Com esta saudação iniciamos o nosso programa semanal de televisão transmitido para todo o país todas as terças-feiras há oito anos consecutivos. Esta mesma saudação também serve de abertura, há mais de um ano, para o nosso programa de rádio transmitido diariamente para São Paulo, Rio de Janeiro, Brasília, Rio Grande (RS) e Paranatinga (MT).
“Bem-vindos ao Observatório da Imprensa!” Com isso queremos dizer que somos observadores e, ao mesmo tempo, somos a imprensa, somos watchers e também somos media. Nossa idéia como media-watchers é mudar o sistema, a partir dele mesmo, de dentro dele. Se não conseguimos dialogar com a sociedade e não conseguimos ser entendidos por ela, como torná-la sensível às nossas mensagens?
“Bem-vindos ao Observatório da Imprensa” é uma forma de buscar a transparência, uma convocação aos leitores, ouvintes, telespectadores para que assumam o seu papel como cidadãos ativos de uma sociedade democrática.
Nosso site está na web há pouco mais de 10 anos, não tem uma saudação mas tem um moto, um slogan, uma epígrafe: “Você nunca mais vai ler jornal do mesmo jeito”. Usted nunca más leerá un periódico del mismo modo. You’ll never read a newspaper the same way again.
Com esta mensagem tentamos socializar as dúvidas, produzir questionamentos, interromper a passividade. Nosso ceticismo no tocante aos procedimentos dos meios de comunicação não é teórico nem vago. E com este ceticismo, real e cotidiano, tornamos clara a nossa feição e a nossa vocação.
Jornalismo descartável
Nosso Observatório da Imprensa é um fórum de debates sobre a jornalismo e simultaneamente um veículo jornalístico. Mas é um veículo jornalístico coerente com os princípios que debate. De nada adiantaria uma pregação em torno da excelência em jornalismo se não fossemos capazes de buscar esta excelência em nosso dia-a-dia.

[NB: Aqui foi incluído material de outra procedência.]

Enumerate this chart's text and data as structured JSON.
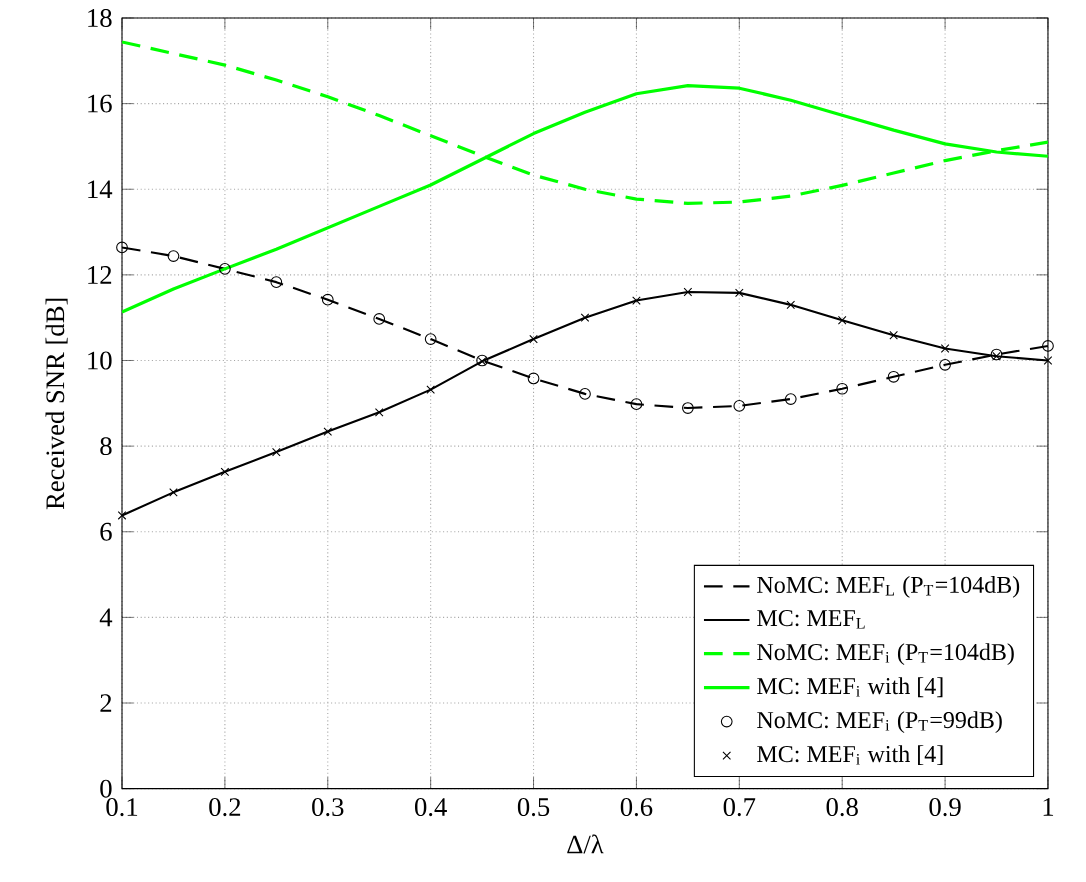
{
  "chart_data": {
    "type": "line",
    "xlabel": "Δ/λ",
    "ylabel": "Received SNR [dB]",
    "x": [
      0.1,
      0.15,
      0.2,
      0.25,
      0.3,
      0.35,
      0.4,
      0.45,
      0.5,
      0.55,
      0.6,
      0.65,
      0.7,
      0.75,
      0.8,
      0.85,
      0.9,
      0.95,
      1.0
    ],
    "xlim": [
      0.1,
      1.0
    ],
    "ylim": [
      0,
      18
    ],
    "xticks": [
      0.1,
      0.2,
      0.3,
      0.4,
      0.5,
      0.6,
      0.7,
      0.8,
      0.9,
      {
        "value": 1.0,
        "label": "1"
      }
    ],
    "yticks": [
      0,
      2,
      4,
      6,
      8,
      10,
      12,
      14,
      16,
      18
    ],
    "grid": true,
    "legend": "bottom right",
    "series": [
      {
        "name": "NoMC: MEF$_{L}$ (P$_{T}$=104dB)",
        "color": "#000000",
        "line_style": "dashed",
        "marker": "none",
        "values": [
          12.64,
          12.44,
          12.14,
          11.83,
          11.42,
          10.97,
          10.5,
          10.0,
          9.58,
          9.22,
          8.98,
          8.89,
          8.94,
          9.1,
          9.34,
          9.62,
          9.9,
          10.14,
          10.34
        ]
      },
      {
        "name": "MC: MEF$_{L}$",
        "color": "#000000",
        "line_style": "solid",
        "marker": "none",
        "values": [
          6.38,
          6.92,
          7.4,
          7.86,
          8.34,
          8.79,
          9.32,
          9.98,
          10.5,
          11.0,
          11.4,
          11.6,
          11.58,
          11.3,
          10.94,
          10.59,
          10.28,
          10.1,
          10.0
        ]
      },
      {
        "name": "NoMC: MEF$_{i}$ (P$_{T}$=104dB)",
        "color": "#00ff00",
        "line_style": "dashed",
        "marker": "none",
        "values": [
          17.44,
          17.17,
          16.9,
          16.55,
          16.16,
          15.72,
          15.25,
          14.78,
          14.33,
          14.0,
          13.77,
          13.67,
          13.7,
          13.84,
          14.09,
          14.38,
          14.67,
          14.9,
          15.1
        ]
      },
      {
        "name": "MC: MEF$_{i}$ with [4]",
        "color": "#00ff00",
        "line_style": "solid",
        "marker": "none",
        "values": [
          11.13,
          11.67,
          12.14,
          12.6,
          13.1,
          13.6,
          14.1,
          14.7,
          15.3,
          15.8,
          16.23,
          16.42,
          16.36,
          16.08,
          15.73,
          15.38,
          15.06,
          14.87,
          14.77
        ]
      },
      {
        "name": "NoMC: MEF$_{i}$ (P$_{T}$=99dB)",
        "type": "scatter",
        "color": "#000000",
        "marker": "circle",
        "values": [
          12.64,
          12.44,
          12.14,
          11.83,
          11.42,
          10.97,
          10.5,
          10.0,
          9.58,
          9.22,
          8.98,
          8.89,
          8.94,
          9.1,
          9.34,
          9.62,
          9.9,
          10.14,
          10.34
        ]
      },
      {
        "name": "MC: MEF$_{i}$ with [4]",
        "type": "scatter",
        "color": "#000000",
        "marker": "cross",
        "values": [
          6.38,
          6.92,
          7.4,
          7.86,
          8.34,
          8.79,
          9.32,
          9.98,
          10.5,
          11.0,
          11.4,
          11.6,
          11.58,
          11.3,
          10.94,
          10.59,
          10.28,
          10.1,
          10.0
        ]
      }
    ]
  }
}
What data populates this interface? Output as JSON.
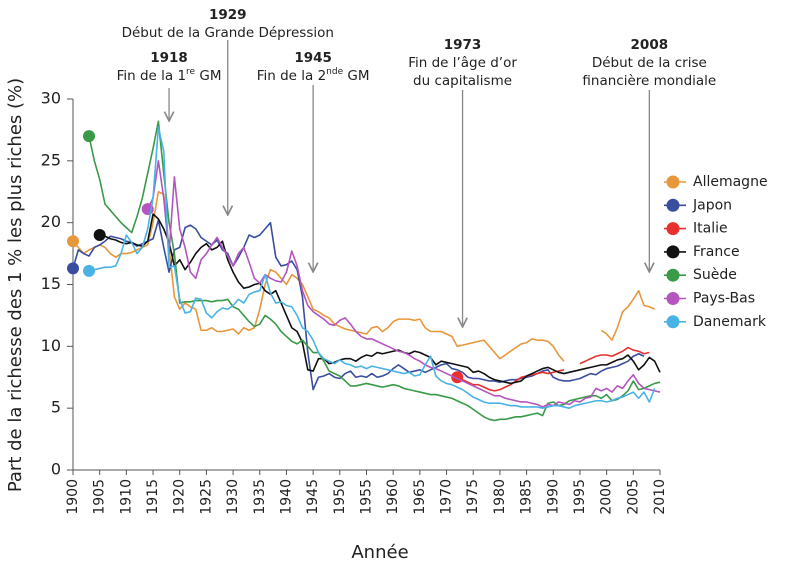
{
  "chart_data": {
    "type": "line",
    "y_label": "Part de la richesse des 1 % les plus riches (%)",
    "x_label": "Année",
    "xlim": [
      1900,
      2010
    ],
    "ylim": [
      0,
      30
    ],
    "xticks": [
      1900,
      1905,
      1910,
      1915,
      1920,
      1925,
      1930,
      1935,
      1940,
      1945,
      1950,
      1955,
      1960,
      1965,
      1970,
      1975,
      1980,
      1985,
      1990,
      1995,
      2000,
      2005,
      2010
    ],
    "yticks": [
      0,
      5,
      10,
      15,
      20,
      25,
      30
    ],
    "x": [
      1900,
      1901,
      1902,
      1903,
      1904,
      1905,
      1906,
      1907,
      1908,
      1909,
      1910,
      1911,
      1912,
      1913,
      1914,
      1915,
      1916,
      1917,
      1918,
      1919,
      1920,
      1921,
      1922,
      1923,
      1924,
      1925,
      1926,
      1927,
      1928,
      1929,
      1930,
      1931,
      1932,
      1933,
      1934,
      1935,
      1936,
      1937,
      1938,
      1939,
      1940,
      1941,
      1942,
      1943,
      1944,
      1945,
      1946,
      1947,
      1948,
      1949,
      1950,
      1951,
      1952,
      1953,
      1954,
      1955,
      1956,
      1957,
      1958,
      1959,
      1960,
      1961,
      1962,
      1963,
      1964,
      1965,
      1966,
      1967,
      1968,
      1969,
      1970,
      1971,
      1972,
      1973,
      1974,
      1975,
      1976,
      1977,
      1978,
      1979,
      1980,
      1981,
      1982,
      1983,
      1984,
      1985,
      1986,
      1987,
      1988,
      1989,
      1990,
      1991,
      1992,
      1993,
      1994,
      1995,
      1996,
      1997,
      1998,
      1999,
      2000,
      2001,
      2002,
      2003,
      2004,
      2005,
      2006,
      2007,
      2008,
      2009,
      2010
    ],
    "series": [
      {
        "name": "Allemagne",
        "color": "#e8973a",
        "values": [
          18.5,
          18,
          17.5,
          17.8,
          18,
          18.2,
          18,
          17.5,
          17.2,
          17.5,
          17.5,
          17.6,
          17.8,
          18,
          18.2,
          20,
          22.5,
          22.3,
          18,
          14,
          13,
          13.5,
          13.2,
          13,
          11.3,
          11.3,
          11.5,
          11.2,
          11.2,
          11.3,
          11.4,
          11,
          11.5,
          11.3,
          11.5,
          13,
          15,
          16.2,
          16,
          15.5,
          15,
          15.8,
          15.5,
          15,
          14,
          13,
          12.8,
          12.5,
          12.3,
          11.8,
          11.6,
          11.4,
          11.3,
          11.2,
          11.1,
          11,
          11.5,
          11.6,
          11.2,
          11.5,
          12,
          12.2,
          12.2,
          12.2,
          12.1,
          12.2,
          11.5,
          11.2,
          11.2,
          11.2,
          11,
          10.8,
          10,
          10.1,
          10.2,
          10.3,
          10.4,
          10.5,
          10,
          9.5,
          9,
          9.3,
          9.6,
          9.9,
          10.2,
          10.3,
          10.6,
          10.5,
          10.5,
          10.4,
          10,
          9.3,
          8.8,
          null,
          null,
          null,
          null,
          null,
          null,
          11.3,
          11,
          10.5,
          11.5,
          12.8,
          13.2,
          13.8,
          14.5,
          13.3,
          13.2,
          13,
          null
        ]
      },
      {
        "name": "Japon",
        "color": "#3a4ea0",
        "values": [
          16.3,
          17.8,
          17.5,
          17.3,
          18,
          18.2,
          18.5,
          18.9,
          18.8,
          18.7,
          18.5,
          18.4,
          18.1,
          18.3,
          18.5,
          18.7,
          20.2,
          18,
          16,
          17.8,
          18,
          19.6,
          19.8,
          19.5,
          18.8,
          18.5,
          18.2,
          18.6,
          17.8,
          17.5,
          16.5,
          17.2,
          18,
          19,
          18.8,
          19,
          19.5,
          20,
          17.2,
          16.5,
          16.6,
          16.9,
          16.2,
          14,
          9.5,
          6.5,
          7.5,
          7.6,
          7.8,
          7.5,
          7.4,
          7.8,
          8,
          7.5,
          7.6,
          7.5,
          7.8,
          7.5,
          7.6,
          7.8,
          8.2,
          8.5,
          8.2,
          7.9,
          8,
          8.1,
          7.9,
          8.1,
          8.3,
          8.5,
          8.6,
          8.2,
          8.1,
          7.9,
          7.5,
          7.4,
          7.4,
          7.3,
          7.2,
          7.2,
          7.1,
          7.2,
          7.3,
          7.3,
          7.4,
          7.5,
          7.6,
          7.8,
          8,
          8.1,
          7.5,
          7.3,
          7.2,
          7.2,
          7.3,
          7.4,
          7.6,
          7.8,
          7.7,
          8,
          8.2,
          8.3,
          8.4,
          8.6,
          8.8,
          9.2,
          9.4,
          9.2,
          null,
          null,
          null
        ]
      },
      {
        "name": "Italie",
        "color": "#e8302c",
        "values": [
          null,
          null,
          null,
          null,
          null,
          null,
          null,
          null,
          null,
          null,
          null,
          null,
          null,
          null,
          null,
          null,
          null,
          null,
          null,
          null,
          null,
          null,
          null,
          null,
          null,
          null,
          null,
          null,
          null,
          null,
          null,
          null,
          null,
          null,
          null,
          null,
          null,
          null,
          null,
          null,
          null,
          null,
          null,
          null,
          null,
          null,
          null,
          null,
          null,
          null,
          null,
          null,
          null,
          null,
          null,
          null,
          null,
          null,
          null,
          null,
          null,
          null,
          null,
          null,
          null,
          null,
          null,
          null,
          null,
          null,
          null,
          null,
          7.5,
          7.3,
          7.1,
          6.9,
          6.9,
          6.7,
          6.5,
          6.4,
          6.5,
          6.7,
          6.9,
          7.2,
          7.5,
          7.6,
          7.7,
          7.8,
          7.9,
          7.8,
          7.9,
          8,
          8.1,
          null,
          null,
          8.6,
          8.8,
          9,
          9.2,
          9.3,
          9.3,
          9.2,
          9.4,
          9.6,
          9.9,
          9.7,
          9.6,
          9.4,
          9.5,
          null,
          null
        ]
      },
      {
        "name": "France",
        "color": "#111111",
        "values": [
          null,
          null,
          null,
          null,
          null,
          19,
          18.9,
          18.7,
          18.6,
          18.4,
          18.3,
          18.4,
          18.2,
          18.1,
          18.5,
          20.7,
          20.3,
          19.5,
          18.4,
          16.5,
          17,
          16.2,
          16.8,
          17.5,
          18,
          18.3,
          17.8,
          18,
          18.5,
          17,
          16,
          15.2,
          14.7,
          14.8,
          15,
          15.1,
          14.5,
          14.2,
          14.5,
          13.5,
          12.5,
          11.5,
          11.2,
          10.3,
          8.1,
          8,
          9,
          9,
          8.6,
          8.7,
          8.9,
          9,
          9,
          8.8,
          9.1,
          9.3,
          9.2,
          9.5,
          9.4,
          9.5,
          9.6,
          9.7,
          9.5,
          9.4,
          9.6,
          9.5,
          9.3,
          9.1,
          8.5,
          8.8,
          8.7,
          8.6,
          8.5,
          8.4,
          8.3,
          7.9,
          8,
          7.8,
          7.5,
          7.3,
          7.2,
          7.1,
          7,
          7.1,
          7.2,
          7.6,
          7.8,
          8,
          8.2,
          8.3,
          8.1,
          7.9,
          7.8,
          7.9,
          8,
          8.1,
          8.2,
          8.3,
          8.4,
          8.5,
          8.5,
          8.7,
          8.9,
          9,
          9.3,
          8.8,
          8.1,
          8.5,
          9.1,
          8.8,
          7.9
        ]
      },
      {
        "name": "Suède",
        "color": "#3a9a48",
        "values": [
          null,
          null,
          null,
          27,
          25,
          23.5,
          21.5,
          21,
          20.5,
          20,
          19.6,
          19.2,
          20.5,
          22,
          24,
          26,
          28.2,
          24,
          20,
          17.5,
          13.5,
          13.6,
          13.6,
          13.7,
          13.7,
          13.7,
          13.6,
          13.7,
          13.7,
          13.8,
          13.2,
          13,
          12.5,
          12,
          11.6,
          11.8,
          12.5,
          12.2,
          11.8,
          11.2,
          10.8,
          10.4,
          10.2,
          10.5,
          10,
          9.5,
          9.5,
          8.8,
          8,
          7.8,
          7.6,
          7.2,
          6.8,
          6.8,
          6.9,
          7,
          6.9,
          6.8,
          6.7,
          6.8,
          6.9,
          6.8,
          6.6,
          6.5,
          6.4,
          6.3,
          6.2,
          6.1,
          6.1,
          6,
          5.9,
          5.8,
          5.6,
          5.4,
          5.2,
          4.9,
          4.6,
          4.3,
          4.1,
          4,
          4.1,
          4.1,
          4.2,
          4.3,
          4.3,
          4.4,
          4.5,
          4.6,
          4.4,
          5.4,
          5.5,
          5.2,
          5.3,
          5.6,
          5.7,
          5.8,
          5.9,
          6,
          6,
          5.8,
          6.1,
          5.6,
          5.7,
          6,
          6.4,
          7.2,
          6.5,
          6.6,
          6.8,
          7,
          7.1
        ]
      },
      {
        "name": "Pays-Bas",
        "color": "#b455c0",
        "values": [
          null,
          null,
          null,
          null,
          null,
          null,
          null,
          null,
          null,
          null,
          null,
          null,
          null,
          null,
          21.1,
          22,
          25,
          22,
          17.5,
          23.7,
          19.5,
          18,
          16,
          15.5,
          17,
          17.5,
          18.2,
          18.8,
          18,
          17.3,
          16.5,
          17.5,
          18,
          16.8,
          15.5,
          15.1,
          15.8,
          15.5,
          15.3,
          15.2,
          16,
          17.7,
          16.5,
          14.5,
          13.3,
          12.8,
          12.5,
          12.2,
          11.8,
          11.7,
          12.1,
          12.3,
          11.8,
          11.2,
          10.8,
          10.6,
          10.6,
          10.4,
          10.2,
          10,
          9.8,
          9.6,
          9.5,
          9.3,
          9,
          8.8,
          8.5,
          8.3,
          8.2,
          8,
          7.8,
          7.6,
          7.4,
          7.2,
          7,
          6.8,
          6.6,
          6.4,
          6.2,
          6,
          6,
          5.8,
          5.7,
          5.6,
          5.5,
          5.5,
          5.4,
          5.3,
          5.1,
          5.3,
          5.2,
          5.5,
          5.4,
          5.3,
          5.6,
          5.5,
          5.8,
          5.9,
          6.6,
          6.4,
          6.6,
          6.3,
          6.8,
          6.6,
          7.2,
          7.7,
          7,
          6.6,
          6.5,
          6.4,
          6.3
        ]
      },
      {
        "name": "Danemark",
        "color": "#4ab3e6",
        "values": [
          null,
          null,
          null,
          16.1,
          16.2,
          16.3,
          16.4,
          16.4,
          16.5,
          17.5,
          19,
          18.4,
          17.5,
          18,
          19.5,
          22,
          27.7,
          25.8,
          16.4,
          16.5,
          13.8,
          12.7,
          12.8,
          13.9,
          13.8,
          12.7,
          12.3,
          12.8,
          13.1,
          13,
          13.3,
          13.8,
          13.5,
          14.2,
          14.4,
          14.5,
          15.8,
          14.3,
          13.5,
          13.6,
          13.3,
          13.2,
          12.5,
          11.5,
          11.2,
          10.5,
          9.5,
          9,
          8.8,
          8.6,
          8.9,
          8.6,
          8.5,
          8.3,
          8.4,
          8.2,
          8.4,
          8.3,
          8.2,
          8.1,
          8,
          7.9,
          7.8,
          7.9,
          7.6,
          7.7,
          8.5,
          9.2,
          7.6,
          7.2,
          7,
          6.9,
          6.7,
          6.5,
          6.2,
          5.9,
          5.7,
          5.5,
          5.4,
          5.4,
          5.4,
          5.3,
          5.2,
          5.2,
          5.1,
          5.1,
          5.1,
          5.1,
          5,
          5.1,
          5.2,
          5.2,
          5.1,
          5,
          5.2,
          5.3,
          5.4,
          5.5,
          5.6,
          5.6,
          5.5,
          5.6,
          5.8,
          5.9,
          6.1,
          6.3,
          5.8,
          6.3,
          5.5,
          6.6,
          null
        ]
      }
    ],
    "annotations": [
      {
        "year": "1918",
        "lines": [
          [
            {
              "text": "Fin de la 1"
            },
            {
              "text": "re",
              "sup": true
            },
            {
              "text": " GM"
            }
          ]
        ]
      },
      {
        "year": "1929",
        "lines": [
          [
            {
              "text": "Début de la Grande Dépression"
            }
          ]
        ]
      },
      {
        "year": "1945",
        "lines": [
          [
            {
              "text": "Fin de la 2"
            },
            {
              "text": "nde",
              "sup": true
            },
            {
              "text": " GM"
            }
          ]
        ]
      },
      {
        "year": "1973",
        "lines": [
          [
            {
              "text": "Fin de l’âge d’or"
            }
          ],
          [
            {
              "text": "du capitalisme"
            }
          ]
        ]
      },
      {
        "year": "2008",
        "lines": [
          [
            {
              "text": "Début de la crise"
            }
          ],
          [
            {
              "text": "financière mondiale"
            }
          ]
        ]
      }
    ]
  }
}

Esta foi uma decisão estratégica anterior à criação do Observatório da Imprensa. E aqui tomo a liberdade de contar um pouco da nossa história imaginando que algumas de nossas experiências possam servir tanto como modelo como opção a ser evitada.
Nascemos na Universidade Estadual de Campinas, a Unicamp. Universidade pública, moderna e modelar, criada há exatamente 40 anos. Em 1994, era seu reitor o professor Carlos Vogt. A Unicamp jamais se interessou em criar um curso de graduação em jornalismo ou comunicação, mas sempre esteve atenta – e muito atenta – à área da especialização e pós-graduação.
A imprensa brasileira atravessava um momento crucial. Forçara a renúncia do presidente da República, Fernando Collor de Mello, e inebriada com a façanha procurava ampliar o seu poder através de um salto na circulação. Começava naquele momento o jornalismo de resultados, a busca de números e quantidades.
Os diretores de Redação eram estimulados a estudar marketing, os homens de marketing eram incentivados a participar de decisões jornalísticas e, não obstante a vitória política obtida com a renúncia do presidente da República, convocaram-se consultores internacionais para tornar a imprensa mais “leve” e, paradoxalmente, menos política.
Menos de 10 anos depois da redemocratização do país, as maiores empresas jornalísticas esqueciam suas divergências e conjugavam-se no sentido de apagar os vestígios do jornalismo de qualidade que se procurou praticar durante os anos 1960 e 70. Foi a época do paradigma USA Today, das grandes promoções, dos brindes colecionáveis, do jornalismo descartável. A busca pelo leitor jovem criou o mito de que apenas os jornalistas jovens saberiam agradá-lo. E estes jovens jornalistas eram fabricados em série por escolas de jornalismo desaparelhadas em matéria de instalações e de recursos humanos.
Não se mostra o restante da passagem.